In [11], the proposed algorithm reaches 30.2% in the encoding time saving with a 0.29% increase in BDBR compared with HTM-13.0. Thus, the algorithm presented in [11] evaluates only 100 frames for each sequence. Though our algorithm is evaluated in full frames for each sequence, it is not feasible to make a rational comparison with the proposed method. To overcome this issue, additional experiments on the first 100 frames using our proposed algorithm are conducted. Our proposed method achieves 38.4% in the encoding time saving with a 0.19% increase in BDBR compared with HTM-16.2. Comparing our proposed method to the algorithm proposed in [11], our proposed algorithm surpasses the method proposed in [11] by a factor of 1.3 and 0.6, respectively, for the encoding time saving and the BDBR.

Concerning the algorithm developed in [12], the method proposed in this paper reduces the computational complexity significantly than that reported in [12] by 21.9%. Regarding the encoding performance, the technique in [12] preserves almost the same reconstructed synthesized view efficiency compared with HTM-16.1.

Concerning the method developed by Kim et al. in [13], the proposed algorithm reaches a lower encoding time reduction for all eight sequences in comparison with HTM-12.0. Compared with the proposed size decision model, our algorithm achieves a higher time reduction by a factor of 1.6. On the other hand, the proposed method in [13] surpasses our algorithm in the BDBR where it increased by 0.18%.

Taking into consideration the method in [14], the algorithm in this paper surpasses the results presented in [14] in terms of time reduction by a factor of 1.3, where the method in [14] achieves 31.7% in time reduction and a 0.16% increase in BDBR when compared to HTM-15.0.

Compared to the method developed by Gang et al. in [15], our proposed size decision model reaches almost the same time reduction as [15], which achieves 47.8% in time reduction in comparison with HTM-13.0. Taking into consideration the coding efficiency, the work in [15] presents a 0.84% increase in BDBR when compared to HTM-13.0. Since the method in [15] does not give all eight sequences performance, there is no fear of making a reasonable comparison with the present method.

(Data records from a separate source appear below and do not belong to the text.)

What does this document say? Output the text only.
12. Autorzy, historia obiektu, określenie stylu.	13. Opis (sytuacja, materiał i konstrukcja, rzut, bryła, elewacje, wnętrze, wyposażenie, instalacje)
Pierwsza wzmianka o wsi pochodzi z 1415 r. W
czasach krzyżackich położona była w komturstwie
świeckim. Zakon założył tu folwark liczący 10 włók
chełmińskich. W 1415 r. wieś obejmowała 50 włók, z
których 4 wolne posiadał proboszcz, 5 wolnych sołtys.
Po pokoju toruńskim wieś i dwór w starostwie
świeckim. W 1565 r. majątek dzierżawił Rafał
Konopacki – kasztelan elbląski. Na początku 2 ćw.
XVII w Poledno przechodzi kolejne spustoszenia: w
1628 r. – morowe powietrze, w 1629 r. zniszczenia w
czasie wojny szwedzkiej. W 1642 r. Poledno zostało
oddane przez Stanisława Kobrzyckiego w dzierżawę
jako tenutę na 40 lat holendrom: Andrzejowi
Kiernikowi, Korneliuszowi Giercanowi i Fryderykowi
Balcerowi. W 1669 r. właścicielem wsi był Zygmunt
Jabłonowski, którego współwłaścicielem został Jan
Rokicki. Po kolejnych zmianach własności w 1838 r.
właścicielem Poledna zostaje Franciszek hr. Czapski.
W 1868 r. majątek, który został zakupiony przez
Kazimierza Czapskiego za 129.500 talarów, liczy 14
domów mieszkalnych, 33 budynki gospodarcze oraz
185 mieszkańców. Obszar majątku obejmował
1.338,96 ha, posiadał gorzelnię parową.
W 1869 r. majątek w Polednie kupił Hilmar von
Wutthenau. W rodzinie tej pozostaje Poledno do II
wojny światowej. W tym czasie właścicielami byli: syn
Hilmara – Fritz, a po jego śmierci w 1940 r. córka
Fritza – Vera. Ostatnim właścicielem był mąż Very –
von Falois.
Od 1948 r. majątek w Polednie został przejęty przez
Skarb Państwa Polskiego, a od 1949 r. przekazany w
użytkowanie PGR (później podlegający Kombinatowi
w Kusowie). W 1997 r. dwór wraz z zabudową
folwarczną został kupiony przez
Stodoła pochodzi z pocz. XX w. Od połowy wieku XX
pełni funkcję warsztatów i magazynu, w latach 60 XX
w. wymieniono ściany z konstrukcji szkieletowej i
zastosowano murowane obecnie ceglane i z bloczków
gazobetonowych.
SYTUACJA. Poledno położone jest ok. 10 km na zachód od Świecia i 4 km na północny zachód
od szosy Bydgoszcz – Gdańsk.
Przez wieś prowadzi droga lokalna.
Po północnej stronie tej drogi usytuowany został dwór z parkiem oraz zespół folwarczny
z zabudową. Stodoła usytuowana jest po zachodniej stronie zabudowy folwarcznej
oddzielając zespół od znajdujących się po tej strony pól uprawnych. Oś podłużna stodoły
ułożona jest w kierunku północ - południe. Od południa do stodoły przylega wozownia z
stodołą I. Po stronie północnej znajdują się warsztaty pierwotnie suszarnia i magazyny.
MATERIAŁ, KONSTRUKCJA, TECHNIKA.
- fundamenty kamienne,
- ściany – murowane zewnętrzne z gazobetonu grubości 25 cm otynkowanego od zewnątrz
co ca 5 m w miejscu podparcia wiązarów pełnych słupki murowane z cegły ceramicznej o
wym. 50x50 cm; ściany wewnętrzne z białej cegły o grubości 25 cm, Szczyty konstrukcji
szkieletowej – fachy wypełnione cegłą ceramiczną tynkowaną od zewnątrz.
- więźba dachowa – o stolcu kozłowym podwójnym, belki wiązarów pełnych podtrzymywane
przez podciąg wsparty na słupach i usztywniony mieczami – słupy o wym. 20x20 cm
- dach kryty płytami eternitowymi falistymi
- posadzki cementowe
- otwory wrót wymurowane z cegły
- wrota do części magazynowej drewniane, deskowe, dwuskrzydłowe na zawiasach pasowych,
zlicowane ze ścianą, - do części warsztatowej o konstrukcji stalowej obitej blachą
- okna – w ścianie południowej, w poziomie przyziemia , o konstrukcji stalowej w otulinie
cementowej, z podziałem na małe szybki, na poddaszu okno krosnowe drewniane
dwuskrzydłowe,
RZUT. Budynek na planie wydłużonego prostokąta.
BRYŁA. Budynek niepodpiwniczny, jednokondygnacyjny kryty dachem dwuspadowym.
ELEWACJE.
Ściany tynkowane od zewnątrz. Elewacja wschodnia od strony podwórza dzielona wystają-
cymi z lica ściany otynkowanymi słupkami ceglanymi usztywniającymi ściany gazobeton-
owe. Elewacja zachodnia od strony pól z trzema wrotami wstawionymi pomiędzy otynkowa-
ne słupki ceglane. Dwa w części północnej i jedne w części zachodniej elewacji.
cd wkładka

Taking into consideration our previous size decision model developed in [16], the size decision model proposed in this paper reaches almost the same time reduction as [16] by a factor of 0.9. Regarding the coding efficiency BDBR, the proposed size decision presented in this paper outperforms our previous size decision model by a factor of 0.5. Our previous size decision model results in a 0.44% increase, which is high compared to the current size decision model.

6. Conclusion

In this paper, a computation complexity reduction of the size decision algorithm for the depth map intraprediction in 3D-HEVC has been developed. In brief, the proposed approach applies an efficient clustering algorithm, namely, automatic merging possibilistic clustering method based on a set of selective data. Using the clustering algorithm and data analysis output, we create our proposed size decision model for the depth map intraprediction. Finally, this model predicts the size flags and then accelerates the 3D-HEVC depth map intracoding.

Taking the result experience, the proposed size decision model achieves 40.2% in time reduction with a negligible increase in BDBR by 0.21% in comparison with the anchor HTM-16.2. Compared to the state-of-the-art size prediction methods, the results presented in this paper confirm that the proposed size decision model can significantly reduce the depth map coding time while preserving almost the same rate-distortion as the original 3D video coding standard.

Data Availability

The data used in this study are described in the following reference: “K. Muller, A. Vetro, Joint Collaborative Team on 3D Video Coding Extension Development Document JCT3V-G1100, 7th Meeting, San Jose, US (2014).”

Conflicts of Interest

The authors declare that they have no conflicts of interest.